Non credo che sia in fondo alla lista. La fase politica attuale è inasprita dalle vicende personali di Berlusconi che producono una forte altalena “umorale” del centrodestra e minano la stabilità del governo. Quello che mi sta più a cuore è il sistema-paese che si sta impegnando duramente per uscire dalla crisi ed attende ulteriori interventi. Dal mio punto di vista credo che sicuramente il tema del lavoro debba essere al centro del programma. Il Presidente Letta non perde occasione anche nei consessi internazionali per porre l’accento su questo tema. I decreti “Lavoro” e del “Fare” divenuti legge i primi di agosto ed il recente decreto sulla scuola che stabilizza molti insegnanti e personale Ata, sono segnali importanti. Il tema delle pensioni, invece, merita più attenzione di quella destinata fino ad oggi: il mio impegno è quello di sollecitare costantemente il governo.
Come la immagina, da ex Ministro, la prossima riforma delle pensioni?
E’ necessario ripristinare l’equità nel sistema pensionistico. La proposta di legge che ho presentato disegna la flessibilità in uscita. Per i lavoratori si apre una finestra temporale tra i 62 ed i 70 anni di età, all’interno della quale si può scegliere di andare in pensione. Se un lavoratore ha maturato 35 anni di contributi e compiuto 62 anni, può andare in pensione con una penalizzazione dell’8% su quello che sarà l’assegno pensionistico. Questa penale si riduce a zero al compimento del 66esimo anno di età, e diventa un incentivo crescente per chi rimane a lavoro a partire dal compimento dei 67 anni fino ai 70. Per i lavoratori cosiddetti precoci , vale a dire quelli che hanno maturato 40 anni di contributi, è prevista la possibilità dio andare in pensione indipendentemente dall’età e senza penalizzazioni. Metterei quindi sensibilmente mano alla riforma Fornero.
Se dovesse indicare una serie di misure da mettere in campo subito per il rilancio dell’occupazione in Italia, cosa suggerirebbe al governo?

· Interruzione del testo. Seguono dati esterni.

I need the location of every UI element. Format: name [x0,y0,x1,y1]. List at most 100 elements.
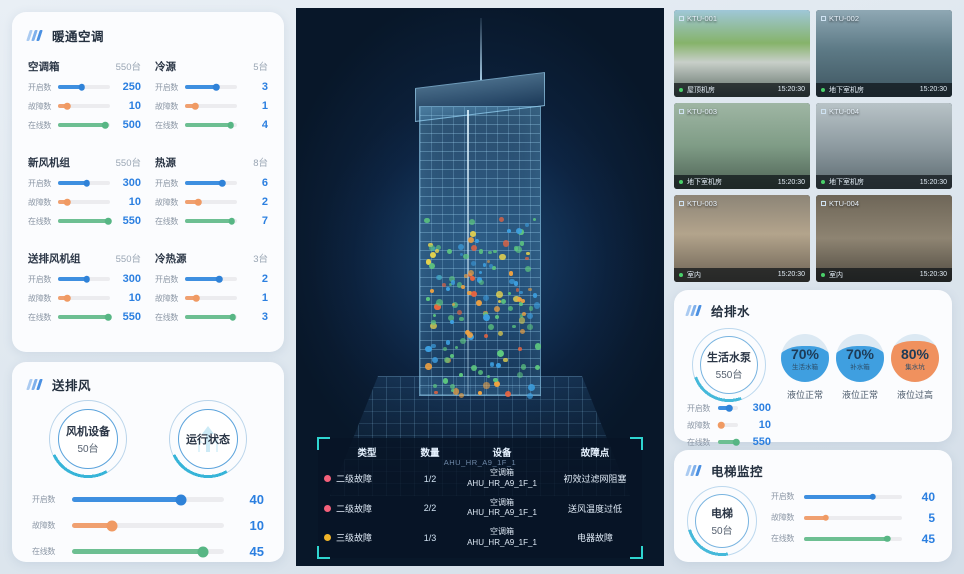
metric-knob[interactable] [83,275,90,283]
metric-knob[interactable] [216,275,223,283]
metric-track[interactable] [58,179,110,187]
water-tank[interactable]: 70% 生活水箱 液位正常 [781,334,829,401]
equipment-dot [513,281,518,286]
equipment-dot [429,245,435,251]
metric-knob[interactable] [194,198,202,206]
metric-knob[interactable] [64,102,71,110]
metric-track[interactable] [58,313,112,321]
water-tank-row: 70% 生活水箱 液位正常 70% 补水箱 液位正常 80% 集水坑 液位过高 [781,328,939,453]
metric-track[interactable] [718,438,740,446]
metric-track[interactable] [58,121,110,129]
metric-track[interactable] [185,313,237,321]
fan-status-label: 运行状态 [169,400,247,478]
metric-fill [185,104,196,108]
metric-knob[interactable] [193,294,200,302]
metric-track[interactable] [718,404,738,412]
camera-feed[interactable]: KTU-003 地下室机房 15:20:30 [674,102,810,190]
metric-track[interactable] [185,179,237,187]
camera-feed[interactable]: KTU-002 地下室机房 15:20:30 [816,10,952,97]
metric-knob[interactable] [64,198,71,206]
equipment-dot [489,362,495,368]
metric-knob[interactable] [105,313,112,321]
metric-knob[interactable] [869,493,876,500]
water-tank[interactable]: 70% 补水箱 液位正常 [836,334,884,401]
equipment-dot [526,313,533,320]
metric-track[interactable] [58,198,110,206]
equipment-dot [502,240,510,247]
camera-timestamp: 15:20:30 [777,86,805,94]
metric-knob[interactable] [78,83,86,91]
metric-track[interactable] [185,294,237,302]
metric-knob[interactable] [212,83,220,91]
metric-knob[interactable] [229,313,237,321]
metric-knob[interactable] [105,217,112,225]
metric-knob[interactable] [102,121,109,129]
metric-track[interactable] [185,102,237,110]
metric-knob[interactable] [83,179,90,187]
metric-knob[interactable] [219,179,226,187]
metric-fill [58,181,87,185]
equipment-dot [470,260,477,267]
camera-feed[interactable]: KTU-001 屋顶机房 15:20:30 [674,10,810,97]
metric-knob[interactable] [732,438,740,446]
metric-fill [185,219,232,223]
equipment-dot [516,372,523,379]
fan-status-dial: 运行状态 [167,398,249,480]
equipment-dot [505,390,512,397]
metric-track[interactable] [72,546,224,557]
alarm-row[interactable]: 二级故障 2/2 空调箱 AHU_HR_A9_1F_1 送风温度过低 [318,494,642,524]
camera-location: 地下室机房 [829,179,864,187]
metric-track[interactable] [58,102,110,110]
equipment-dot [475,239,480,244]
equipment-dot [452,388,459,395]
metric-knob[interactable] [175,494,187,505]
metric-row: 故障数 1 [155,292,268,304]
metric-track[interactable] [804,535,902,542]
metric-knob[interactable] [884,535,891,542]
metric-track[interactable] [58,294,110,302]
camera-feed[interactable]: KTU-004 室内 15:20:30 [816,195,952,282]
metric-track[interactable] [185,198,237,206]
metric-knob[interactable] [64,294,71,302]
metric-fill [804,536,888,541]
hvac-unit-total: 8台 [253,158,268,169]
metric-knob[interactable] [228,217,236,225]
alarm-type: 二级故障 [324,472,410,485]
metric-track[interactable] [58,217,112,225]
metric-track[interactable] [185,83,237,91]
metric-track[interactable] [58,83,110,91]
metric-knob[interactable] [227,121,234,129]
camera-feed[interactable]: KTU-004 地下室机房 15:20:30 [816,102,952,190]
metric-knob[interactable] [822,514,829,521]
metric-track[interactable] [185,121,237,129]
metric-track[interactable] [58,275,110,283]
equipment-dot [478,279,485,286]
metric-track[interactable] [72,520,224,531]
equipment-dot [489,264,494,269]
metric-value: 550 [122,215,141,227]
alarm-row[interactable]: 二级故障 1/2 空调箱 AHU_HR_A9_1F_1 初效过滤网阻塞 [318,464,642,494]
metric-track[interactable] [72,494,224,505]
metric-track[interactable] [185,275,237,283]
equipment-dot [468,219,475,225]
metric-knob[interactable] [197,546,209,557]
metric-knob[interactable] [725,404,733,412]
severity-dot-icon [324,534,331,542]
metric-row: 开启数 2 [155,273,268,285]
metric-row: 故障数 5 [771,511,935,525]
metric-track[interactable] [185,217,237,225]
camera-feed[interactable]: KTU-003 室内 15:20:30 [674,195,810,282]
metric-knob[interactable] [106,520,118,531]
equipment-dot [455,345,459,349]
tank-status: 液位正常 [841,390,878,400]
metric-track[interactable] [804,514,902,521]
alarm-row[interactable]: 三级故障 1/3 空调箱 AHU_HR_A9_1F_1 电器故障 [318,523,642,553]
alarm-type-label: 三级故障 [336,533,373,544]
metric-knob[interactable] [717,421,725,429]
metric-value: 10 [249,518,264,533]
building-3d-scene[interactable]: 类型 数量 设备 故障点 AHU_HR_A9_1F_1 二级故障 1/2 空调箱 AHU_H… [296,8,664,566]
metric-knob[interactable] [192,102,199,110]
water-tank[interactable]: 80% 集水坑 液位过高 [891,334,939,401]
metric-track[interactable] [804,493,902,500]
metric-track[interactable] [717,421,738,429]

I primi giorni di agosto è diventata legge il decreto Lavoro, come dicevo poc’anzi, che contiene importanti misure rivolte al sostegno dell’occupazione giovanile: ottocento milioni di euro per sostenere l’assunzione a tempo indeterminato di giovani disoccupati. Un primo importante intervento che smuove la situazione molto complessa dell’occupazione giovanile nella fascia d’età tra i 18 ed i 29 anni. Un limite del decreto è stato quello di non estendere l’incentivo fino ai 35 anni. Tuttavia, la legge prevede un incentivo per l’assunzione anche per i lavoratori che percepiscono l’Aspi, senza vincoli d’età. Queste misure sono un prima importante risposta. Ora bisogna dare un impulso forte e coraggioso che non si può che tradursi nel taglio del cuneo fiscale. La riduzione del peso del costo del lavoro sulle imprese e un vantaggio salariale per i lavoratori, sono la via principale per restituire competitività in campo internazionale, ma soprattutto per stimolare le assunzioni e le stabilizzazioni dei lavoratori.
Nel Decreto Scuola, approvato recentemente, si è introdotto un collegamento tra il mondo dell’istruzione e quello del lavoro. Come giudica questa misura fortemente voluta dal Ministro Carrozza?
Il decreto licenziato nei giorni scorsi dal Consiglio dei Ministri, segue un’inversione di tendenza importante. I governi del centrodestra hanno tagliato pesantemente le risorse per la scuola, l’istruzione e la ricerca. La parte del provvedimento che prevede interventi sull’apprendistato è in via di perfezionamento in collaborazione con il Ministro del Lavoro. In Europa la scuola e il mondo del lavoro godono di una prossimità e di uno scambio che nel nostro sistema è ancora lontano da raggiungere. Attendiamo di conoscere il dettaglio, ma la via intrapresa è quella giusta e costituisce un passo in più verso l’Unione Europea.